In unserem deutschen Modell ist der Rückgang der Lohnquote bisher kein Problem. Trotz rapiden technischen Fortschritts und einer immer stärkeren Exponierung gegenüber ausländischen Anbietern gelingt es immer noch, die Beschäftigung kräftig zu steigern und die Arbeitslosigkeit allmählich abzubauen. Das Erfolgsgeheimnis besteht vermutlich darin, dass Unternehmen und Betriebsräte/Gewerkschaften den Abbau von Routinejobs in der Regel nicht behindern und gemeinsam nach Alternativen suchen. Das gilt nicht zuletzt für mittelständische Firmen – viele von ihnen gehören in ihrer Branche zu den Weltmarktführern. Sie gehen offensiv mit strukturellen Herausforderungen um. Andere Erfolgsgaranten sind offenbar das duale Ausbildungssystem und das dichte Netz von technischen Hochschulen und Universitäten. Bevor ich zu euphorisch werde, will ich aber nicht vergessen, darauf hinzuweisen, dass es auch in Deutschland Gegenden gibt, wo sich hartnäckig eine hohe Arbeitslosigkeit hält, beispielsweise im Ruhrgebiet, in Bremen, in Sachsen-Anhalt und Meck-Pomm. Es ist auch hierzulande nicht selbstverständlich, dass technischer Fortschritt und Globalisierung überall als Chancen – und nicht als Probleme – für den Arbeitsmarkt wahrgenommen werden.
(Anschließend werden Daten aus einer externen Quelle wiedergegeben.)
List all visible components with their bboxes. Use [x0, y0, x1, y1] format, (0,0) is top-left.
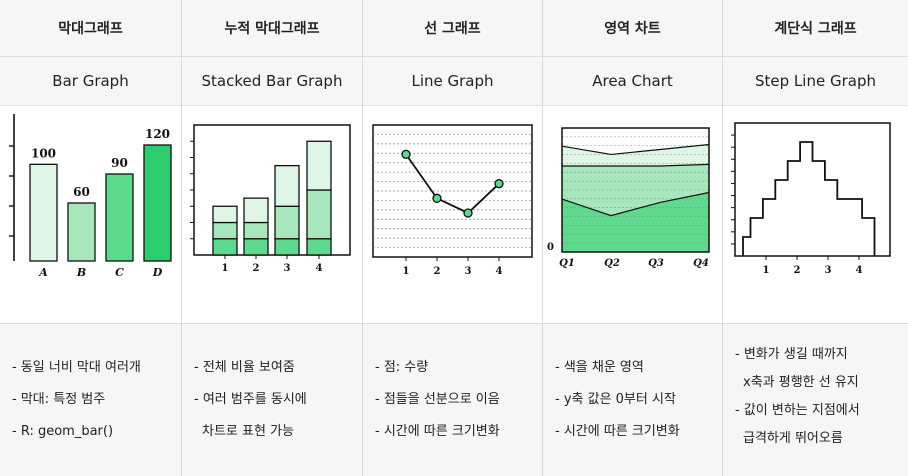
area-series — [562, 144, 709, 167]
description: - 동일 너비 막대 여러개 - 막대: 특정 범주 - R: geom_bar… — [0, 324, 181, 476]
bar-segment — [212, 205, 238, 224]
tick-label: 1 — [403, 266, 410, 277]
bullet-item: 급격하게 뛰어오름 — [743, 431, 843, 446]
data-point — [401, 149, 411, 159]
tick-label: 2 — [253, 263, 260, 274]
tick-label: Q1 — [559, 258, 575, 269]
tick-label: 2 — [434, 266, 441, 277]
korean-title: 선 그래프 — [363, 0, 542, 57]
english-title: Line Graph — [363, 57, 542, 106]
bullet-item: - y축 값은 0부터 시작 — [555, 392, 676, 407]
bar — [143, 144, 172, 262]
column-stacked-bar-graph: 누적 막대그래프 Stacked Bar Graph 1 2 3 4 - 전체 비율 … — [182, 0, 363, 476]
bullet-item: - 막대: 특정 범주 — [12, 392, 106, 407]
tick-label: 4 — [856, 265, 863, 276]
data-point — [463, 208, 473, 218]
tick-label: A — [38, 266, 48, 279]
bar-segment — [306, 189, 332, 240]
bar-segment — [306, 238, 332, 256]
bullet-item: 차트로 표현 가능 — [202, 424, 294, 439]
tick-label: Q3 — [648, 258, 664, 269]
tick-label: 4 — [496, 266, 503, 277]
bar — [67, 202, 96, 262]
bullet-item: - 값이 변하는 지점에서 — [735, 403, 860, 418]
tick-label: Q2 — [604, 258, 620, 269]
tick-label: D — [152, 266, 163, 279]
bar-segment — [243, 221, 269, 240]
bar-segment — [274, 238, 300, 256]
chart-area: 1 2 3 4 — [723, 106, 908, 324]
bar — [105, 173, 134, 262]
data-label: 60 — [73, 185, 90, 199]
bar-segment — [243, 238, 269, 256]
bullet-item: - 동일 너비 막대 여러개 — [12, 360, 141, 375]
data-label: 120 — [145, 127, 170, 141]
tick-label: B — [76, 266, 86, 279]
description: - 점: 수량 - 점들을 선분으로 이음 - 시간에 따른 크기변화 — [363, 324, 542, 476]
bullet-item: x축과 평행한 선 유지 — [743, 375, 859, 390]
data-label: 100 — [31, 146, 56, 160]
tick-label: 4 — [316, 263, 323, 274]
english-title: Area Chart — [543, 57, 722, 106]
tick-label: 2 — [794, 265, 801, 276]
bar-segment — [243, 197, 269, 224]
korean-title: 영역 차트 — [543, 0, 722, 57]
description: - 색을 채운 영역 - y축 값은 0부터 시작 - 시간에 따른 크기변화 — [543, 324, 722, 476]
bar-segment — [212, 238, 238, 256]
chart-area: 0 Q1 Q2 Q3 Q4 — [543, 106, 722, 324]
stacked-bar-chart: 1 2 3 4 — [190, 124, 351, 274]
tick-label: C — [115, 266, 124, 279]
bar-segment — [274, 164, 300, 207]
y-tick-label: 0 — [547, 242, 554, 253]
bullet-item: - 여러 범주를 동시에 — [194, 392, 307, 407]
english-title: Bar Graph — [0, 57, 181, 106]
plot-frame — [372, 124, 533, 258]
area-chart: 0 Q1 Q2 Q3 Q4 — [547, 127, 710, 269]
bullet-item: - 시간에 따른 크기변화 — [555, 424, 680, 439]
column-line-graph: 선 그래프 Line Graph 1 2 3 4 - 점: 수량 - 점들을 선분으로… — [363, 0, 543, 476]
tick-label: Q4 — [693, 258, 709, 269]
data-point — [432, 193, 442, 203]
bar-segment — [212, 221, 238, 240]
bullet-item: - 점: 수량 — [375, 360, 429, 375]
description: - 전체 비율 보여줌 - 여러 범주를 동시에 차트로 표현 가능 — [182, 324, 362, 476]
bullet-item: - 점들을 선분으로 이음 — [375, 392, 500, 407]
data-label: 90 — [111, 156, 128, 170]
data-point — [494, 179, 504, 189]
tick-label: 1 — [763, 265, 770, 276]
english-title: Step Line Graph — [723, 57, 908, 106]
bar-chart: 100 A 60 B 90 C 120 D — [9, 114, 172, 279]
bullet-item: - R: geom_bar() — [12, 424, 114, 439]
bar-segment — [306, 140, 332, 191]
bar — [29, 163, 58, 262]
bullet-item: - 색을 채운 영역 — [555, 360, 644, 375]
tick-label: 3 — [825, 265, 832, 276]
english-title: Stacked Bar Graph — [182, 57, 362, 106]
korean-title: 막대그래프 — [0, 0, 181, 57]
description: - 변화가 생길 때까지 x축과 평행한 선 유지 - 값이 변하는 지점에서 … — [723, 324, 908, 476]
column-bar-graph: 막대그래프 Bar Graph 100 A 60 B 90 C 120 D - 동일 너비 막… — [0, 0, 182, 476]
column-step-line-graph: 계단식 그래프 Step Line Graph 1 2 3 4 - 변화가 생길 때까… — [723, 0, 908, 476]
column-area-chart: 영역 차트 Area Chart 0 Q1 Q2 Q3 Q4 - 색을 채운 영역 - … — [543, 0, 723, 476]
chart-area: 1 2 3 4 — [363, 106, 542, 324]
tick-label: 1 — [222, 263, 229, 274]
bar-segment — [274, 205, 300, 240]
tick-label: 3 — [284, 263, 291, 274]
chart-area: 1 2 3 4 — [182, 106, 362, 324]
step-line-chart: 1 2 3 4 — [731, 122, 891, 276]
tick-label: 3 — [465, 266, 472, 277]
line-chart: 1 2 3 4 — [372, 124, 533, 277]
bullet-item: - 변화가 생길 때까지 — [735, 347, 848, 362]
korean-title: 계단식 그래프 — [723, 0, 908, 57]
chart-area: 100 A 60 B 90 C 120 D — [0, 106, 181, 324]
bullet-item: - 전체 비율 보여줌 — [194, 360, 295, 375]
bullet-item: - 시간에 따른 크기변화 — [375, 424, 500, 439]
korean-title: 누적 막대그래프 — [182, 0, 362, 57]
Das verblasst aber gegenüber den Herausforderungen, mit denen die Mittelmeerländer und unser Nachbar Frankreich zu kämpfen haben. Seit vielen Jahren liegt etwa die französische Quote der Jugendarbeitslosigkeit bei über 23 Prozent. Bei uns waren es zuletzt 6,6 Prozent. Kein Wunder, dass sich so viele Franzosen abgehängt fühlen und Le Pen und Mélenchon gewählt haben, die beide die Grenzen dichtmachen wollen. Der neue Präsident hat einiges zu tun, wenn er den Abstand zu Deutschland nachhaltig vermindern will.